Blog
I’tikaf
- Juli 11, 2015
- Posted by: LAZNas Chevron
- Category: Konsultasi Syariah
I’tikaf adalah sebuah ibadah sunnah yang dianjurkan kepada setiap muslim untuk melakukannya; beruntung orang yang mengerjakannya dengan pahala besar dan merugi bila tidak berupaya meraihnya. Semoga dengan i’tikaf ia dimuliakan Allah dengan lailatul qadar. Namun i’tikaf menjadi wajib dilakukan apabila dinazarkan untuk melakukannya.
Disebut I’tikaf apabila seseorang menetap di dalam masjid selama waktu yang disebut seseorang sudah menetap di sebuah masjid berdasarkan kebiasaan. Maka, berdiam diri di masjid selama 5 menit yang diniatkan untuk ber’tikaf sudah terhitung melaksanakan i’tikaf. Karena di dalam syariat tidak dibatasi berapa lama kadar waktu yang disebut melaksanakan i’tikaf, sehingga bisa disebut beri’tikaf untuk berdiam diri di dalam masjid dalam waktu yang lama dan waktu yang sebentar. Namun ulama menyatakan sunnah hukumnya beri’tikaf selama sehari penuh, karena sebagian ulama mensyaratkan bahwa i’tikaf mesti dilakukan selama sehari penuh atau lebih. Ulama juga menyatakan sunnah bagi setiap orang yang masuk masjid agar meniatkan diri untuk melakukan i’tikaf. Maka berniatlah untuk i’tikaf setiap memasuki masjid; nawaitu al-i’tikaf lillahi ta’la (saya berniat melaksanakan i’tikaf karena Allah subhanahu wa ta’ala).

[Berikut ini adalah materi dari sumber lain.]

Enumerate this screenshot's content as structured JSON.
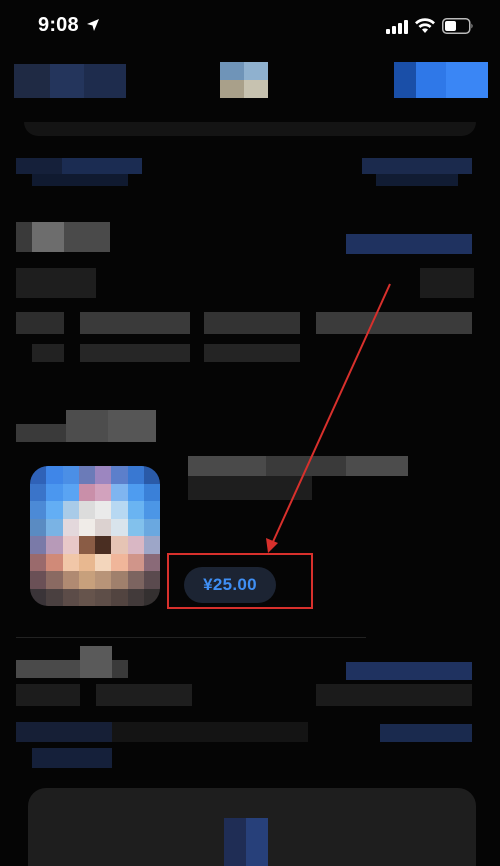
{
  "status_bar": {
    "time": "9:08"
  },
  "icons": {
    "location": "location-arrow-icon",
    "signal": "cellular-signal-icon",
    "wifi": "wifi-icon",
    "battery": "battery-icon"
  },
  "purchase": {
    "price": "¥25.00"
  },
  "colors": {
    "background": "#050505",
    "accent": "#3f8ff4",
    "price_pill": "#1c2433",
    "annotation": "#d8302c"
  }
}
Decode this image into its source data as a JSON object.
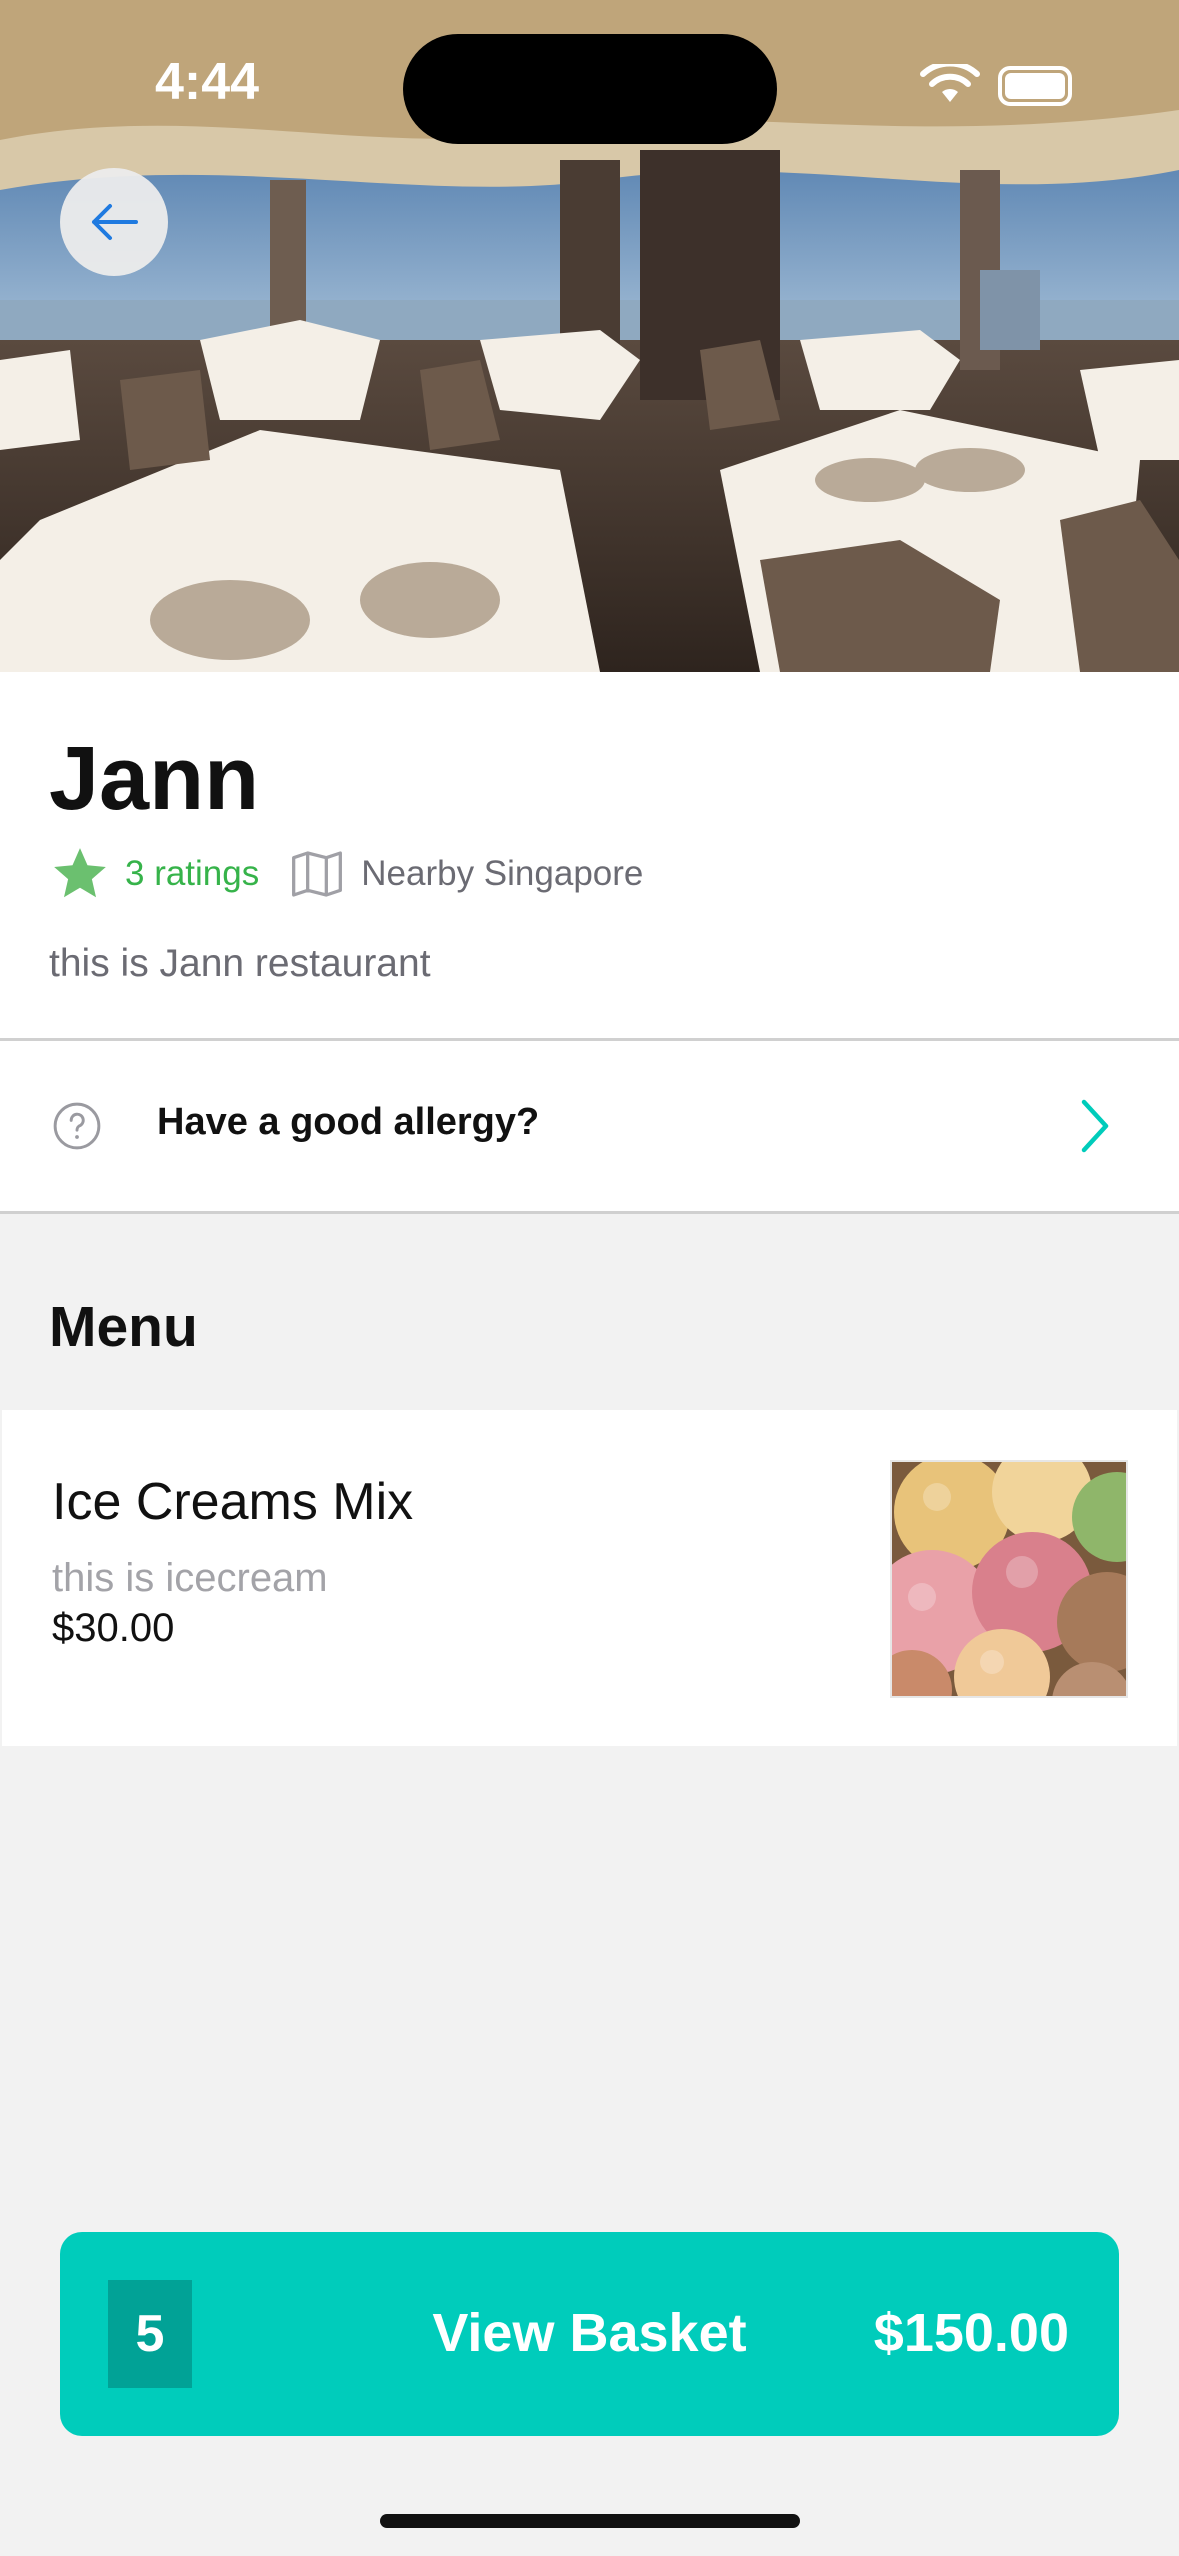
{
  "status_bar": {
    "time": "4:44"
  },
  "hero": {
    "image_alt": "restaurant dining room photo"
  },
  "restaurant": {
    "name": "Jann",
    "ratings": "3 ratings",
    "location": "Nearby Singapore",
    "description": "this is Jann restaurant"
  },
  "allergy_row": {
    "label": "Have a good allergy?"
  },
  "menu": {
    "title": "Menu",
    "items": [
      {
        "name": "Ice Creams Mix",
        "description": "this is icecream",
        "price": "$30.00"
      }
    ]
  },
  "basket": {
    "count": "5",
    "label": "View Basket",
    "total": "$150.00"
  },
  "colors": {
    "accent": "#00ccbb",
    "accent_dark": "#01a296",
    "rating_green": "#36b34a",
    "back_arrow": "#1f7ae0"
  },
  "icons": [
    "back-arrow-icon",
    "star-icon",
    "map-icon",
    "question-circle-icon",
    "chevron-right-icon",
    "wifi-icon",
    "battery-icon"
  ]
}
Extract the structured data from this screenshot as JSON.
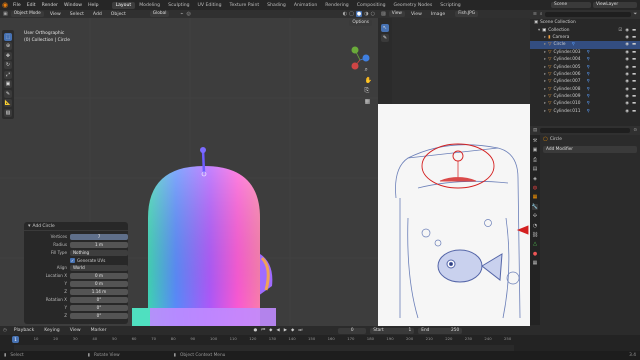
{
  "topbar": {
    "menus": [
      "File",
      "Edit",
      "Render",
      "Window",
      "Help"
    ],
    "workspaces": [
      "Layout",
      "Modeling",
      "Sculpting",
      "UV Editing",
      "Texture Paint",
      "Shading",
      "Animation",
      "Rendering",
      "Compositing",
      "Geometry Nodes",
      "Scripting"
    ],
    "active_workspace": "Layout",
    "scene": "Scene",
    "view_layer": "ViewLayer"
  },
  "viewport_header": {
    "mode": "Object Mode",
    "menus": [
      "View",
      "Select",
      "Add",
      "Object"
    ],
    "orientation": "Global",
    "options": "Options"
  },
  "viewport": {
    "view_name": "User Orthographic",
    "collection_path": "(0) Collection | Circle",
    "toolbar_icons": [
      "cursor-icon",
      "move-icon",
      "rotate-icon",
      "scale-icon",
      "transform-icon",
      "annotate-icon",
      "measure-icon",
      "add-cube-icon"
    ]
  },
  "operator_panel": {
    "title": "Add Circle",
    "vertices_label": "Vertices",
    "vertices": "7",
    "radius_label": "Radius",
    "radius": "1 m",
    "fill_type_label": "Fill Type",
    "fill_type": "Nothing",
    "generate_uvs": "Generate UVs",
    "align_label": "Align",
    "align": "World",
    "location_label": "Location X",
    "location": [
      "0 m",
      "0 m",
      "1.14 m"
    ],
    "rotation_label": "Rotation X",
    "rotation": [
      "0°",
      "0°",
      "0°"
    ],
    "axis_y": "Y",
    "axis_z": "Z"
  },
  "image_editor": {
    "menus": [
      "View",
      "View",
      "Image"
    ],
    "image_name": "Fish.JPG"
  },
  "outliner": {
    "root": "Scene Collection",
    "collection": "Collection",
    "items": [
      "Camera",
      "Circle",
      "Cylinder.003",
      "Cylinder.004",
      "Cylinder.005",
      "Cylinder.006",
      "Cylinder.007",
      "Cylinder.008",
      "Cylinder.009",
      "Cylinder.010",
      "Cylinder.011"
    ],
    "selected": "Circle"
  },
  "properties": {
    "object_name": "Circle",
    "add_modifier": "Add Modifier"
  },
  "timeline": {
    "menus": [
      "Playback",
      "Keying",
      "View",
      "Marker"
    ],
    "current_frame": "0",
    "start_label": "Start",
    "start": "1",
    "end_label": "End",
    "end": "250",
    "ticks": [
      "0",
      "10",
      "20",
      "30",
      "40",
      "50",
      "60",
      "70",
      "80",
      "90",
      "100",
      "110",
      "120",
      "130",
      "140",
      "150",
      "160",
      "170",
      "180",
      "190",
      "200",
      "210",
      "220",
      "230",
      "240",
      "250"
    ],
    "playhead": "1"
  },
  "statusbar": {
    "select": "Select",
    "rotate_view": "Rotate View",
    "context_menu": "Object Context Menu",
    "version": "3.4"
  },
  "colors": {
    "accent": "#4772b3",
    "selection": "#334d80",
    "annotation": "#d42020"
  }
}
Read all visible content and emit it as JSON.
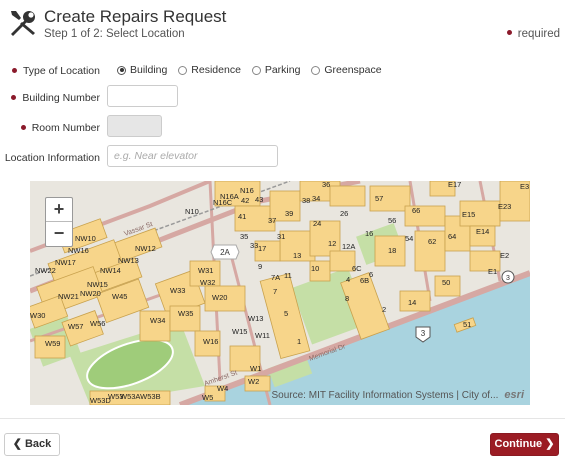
{
  "header": {
    "title": "Create Repairs Request",
    "subtitle": "Step 1 of 2: Select Location",
    "required_label": "required",
    "icon": "tools-icon"
  },
  "form": {
    "location_type": {
      "label": "Type of Location",
      "options": [
        "Building",
        "Residence",
        "Parking",
        "Greenspace"
      ],
      "selected": "Building"
    },
    "building_number": {
      "label": "Building Number",
      "value": ""
    },
    "room_number": {
      "label": "Room Number",
      "value": ""
    },
    "location_info": {
      "label": "Location Information",
      "placeholder": "e.g. Near elevator"
    }
  },
  "map": {
    "zoom_in": "+",
    "zoom_out": "−",
    "attribution": "Source: MIT Facility Information Systems | City of...",
    "logo": "esri",
    "labels": [
      "N16",
      "N16A",
      "N16C",
      "N10",
      "41",
      "42",
      "43",
      "36",
      "E17",
      "E3",
      "E15",
      "E23",
      "NW10",
      "NW16",
      "NW12",
      "NW17",
      "NW13",
      "NW22",
      "NW14",
      "NW15",
      "NW20",
      "NW21",
      "W45",
      "W31",
      "W32",
      "W33",
      "W20",
      "W30",
      "W34",
      "W35",
      "W57",
      "W56",
      "W59",
      "W16",
      "W15",
      "W13",
      "W11",
      "W1",
      "W2",
      "W4",
      "W5",
      "W53",
      "W53D",
      "W53A",
      "W53B",
      "35",
      "37",
      "39",
      "38",
      "34",
      "26",
      "57",
      "66",
      "56",
      "16",
      "12",
      "12A",
      "18",
      "54",
      "62",
      "64",
      "E14",
      "E2",
      "E1",
      "33",
      "31",
      "24",
      "9",
      "13",
      "10",
      "17",
      "7A",
      "11",
      "7",
      "6C",
      "4",
      "6B",
      "6",
      "2",
      "5",
      "1",
      "8",
      "50",
      "14",
      "3",
      "51"
    ],
    "road_labels": [
      "Vassar St",
      "Amherst St",
      "Memorial Dr"
    ],
    "route_badges": [
      "2A",
      "3",
      "3"
    ],
    "colors": {
      "building": "#f7d58a",
      "building_outline": "#c9a24e",
      "road": "#d6a8a3",
      "water": "#a9d3df",
      "park": "#c5dfa6",
      "land": "#e9e6df"
    }
  },
  "footer": {
    "back_label": "Back",
    "continue_label": "Continue",
    "accent": "#9b1c24"
  }
}
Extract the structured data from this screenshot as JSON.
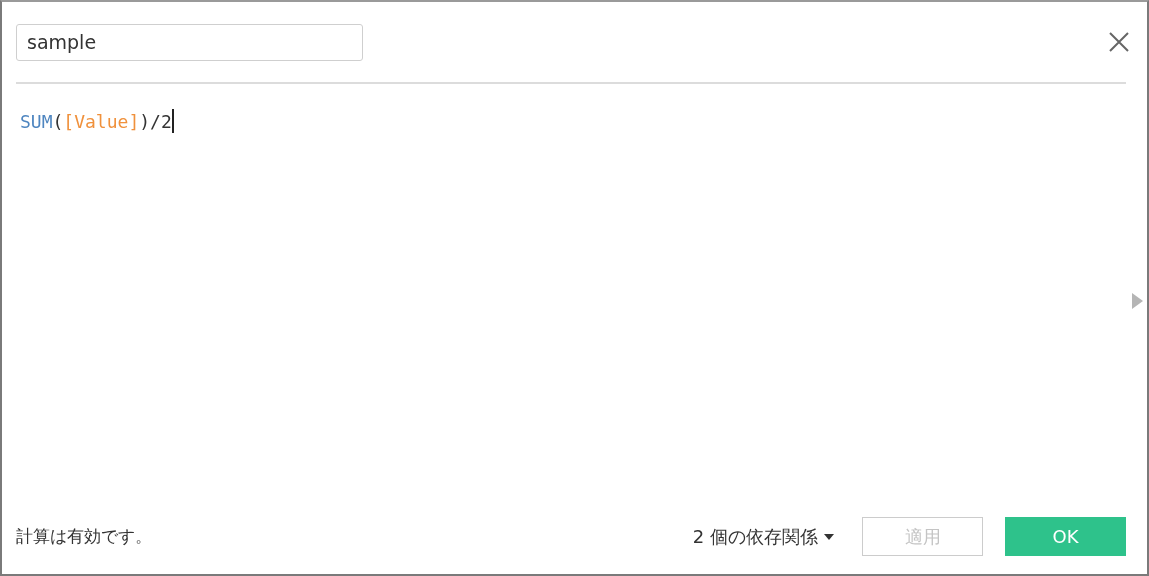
{
  "name_field": {
    "value": "sample"
  },
  "formula": {
    "tokens": [
      {
        "kind": "function",
        "text": "SUM"
      },
      {
        "kind": "operator",
        "text": "("
      },
      {
        "kind": "field",
        "text": "[Value]"
      },
      {
        "kind": "operator",
        "text": ")/2"
      }
    ]
  },
  "status": "計算は有効です。",
  "dependencies": {
    "label": "2 個の依存関係"
  },
  "buttons": [
    {
      "label": "適用",
      "kind": "secondary",
      "disabled": true
    },
    {
      "label": "OK",
      "kind": "primary",
      "disabled": false
    }
  ]
}
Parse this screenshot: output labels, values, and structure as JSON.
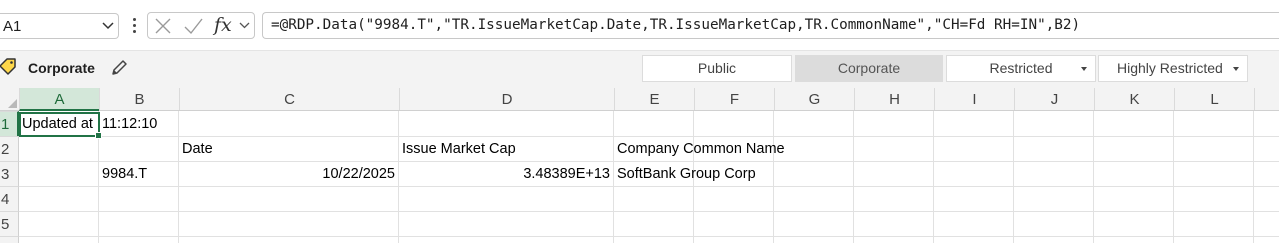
{
  "formula_bar": {
    "name_box": "A1",
    "fx_label": "fx",
    "formula": "=@RDP.Data(\"9984.T\",\"TR.IssueMarketCap.Date,TR.IssueMarketCap,TR.CommonName\",\"CH=Fd RH=IN\",B2)"
  },
  "sensitivity": {
    "current_label": "Corporate",
    "buttons": [
      {
        "label": "Public"
      },
      {
        "label": "Corporate"
      },
      {
        "label": "Restricted"
      },
      {
        "label": "Highly Restricted"
      }
    ]
  },
  "grid": {
    "columns": [
      "A",
      "B",
      "C",
      "D",
      "E",
      "F",
      "G",
      "H",
      "I",
      "J",
      "K",
      "L"
    ],
    "rows": [
      "1",
      "2",
      "3",
      "4",
      "5"
    ],
    "cells": {
      "A1": "Updated at",
      "B1": "11:12:10",
      "C2": "Date",
      "D2": "Issue Market Cap",
      "E2": "Company Common Name",
      "B3": "9984.T",
      "C3": "10/22/2025",
      "D3": "3.48389E+13",
      "E3": "SoftBank Group Corp"
    }
  },
  "colors": {
    "selection": "#217346",
    "header_selected_bg": "#d3e7d9"
  }
}
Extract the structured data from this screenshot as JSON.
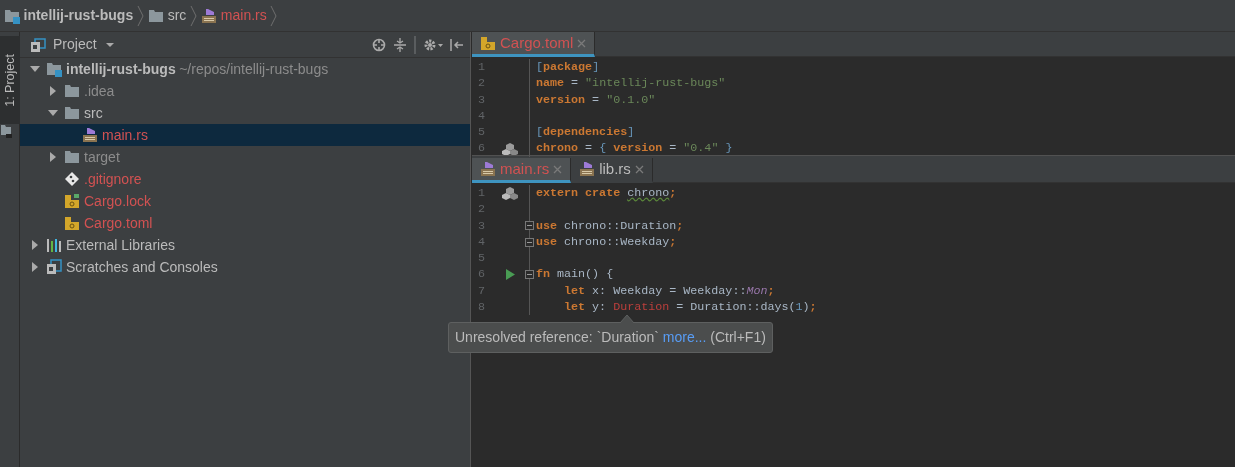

Tidak ada batasan untuk masa maksimal melakukan i’tikaf. Semakin lama/semakin banyak hari yang digunakan untuk i’tikaf akan semakin lebih baik. Bahkan boleh jika sepanjang usia digunakan untuk i’tikaf atau sepanjang usia dinazarkan untuk i’tikaf.
I’tikaf bisa dilakukan sepanjang tahun dan setiap waktu. Waktu memulai dan mengakhiri i’tikaf tergantung waktu yang ditentukan sendiri oleh seorang yang hendak melaksanakan i’tikaf. Jika seseorang sudah mematok waktu tertentu untuk i’tikaf, dianjurkan agar ia menyempurnakan i’tikafnya berdasarkan waktu yang dipatoknya. Jikalau ia memutuskan i’tikafnya sebelum waktu yang dipatoknya, tidak apa-apa. Karena ibadah sunnah tidak harus diselesaikan, ketika sudah memulai melakukannya.
Orang-orang yang hendak beri’tikaf hendaklah mereka melakukan i’tikaf pada 10 hari terakhir Ramadhan, seperti yang dicontohkan oleh Rasul Shallallahu ‘alaihi wa sallam. Mulai pada malam ke dua puluh satu, ia masuk masjid sebelum matahari terbenam/ sebelum waktu berbuka pada sore hari dua puluh Ramadhan. Dan ia menyelesaikan i’tikafnya setelah selesai shalat ‘Idul Fithri, agar pada malam takbiran ia tetap bisa melaksanakan ibadah sunnah di malam harinya. Boleh juga jika pada malam terakhir Ramadhan ia sudah meninggalkan masjid tempat beri’tikaf.
I’tikaf dilakukan di masjid-masjid yang dilaksanakan shalat jama’ah di dalam nya. Dan lebih baik diadakan di masjid-masjid yang dilaksanakan shalat jamaah dan dilaksanakan shalat jum’at di dalamnya, karena jamaah lebih banyak pada shalat jamaahnya dan agar orang-orang yang beri’tikaf tidak lagi keluar masjid tempat ia i’tikaf untuk melaksanakan shalat jum’at. Akan lebih afdhal bila i’tikaf dilakukan di Masjidl Haram, Masjid Nabawi, dan Masjid al-Aqsha.
Orang yang i’tikaf tidak boleh keluar masjid, kecuali untuk melakukan hal-hal yang sangat penting dan keperluan yang harus dilakukan di luar masjid. Jika seorang yang i’tikaf keluar masjid tanpa keperluan yang diizinkan agama, pada saat itu batal/ terputus i’tikafnya. Untuk memulai i’tikaf, ia mesti berniat lagi dari awal. Diantara keperluan yang diizinkan keluar masjid adalah keperluan untuk mandi, thaharah, menghilangkan najis, mencuci pakaian, menarik uang di ATM untuk keperluan selama i’tikaf, membeli makanan jika kehabisan bekal, dan memenuhi kebutuhan penting lainnya.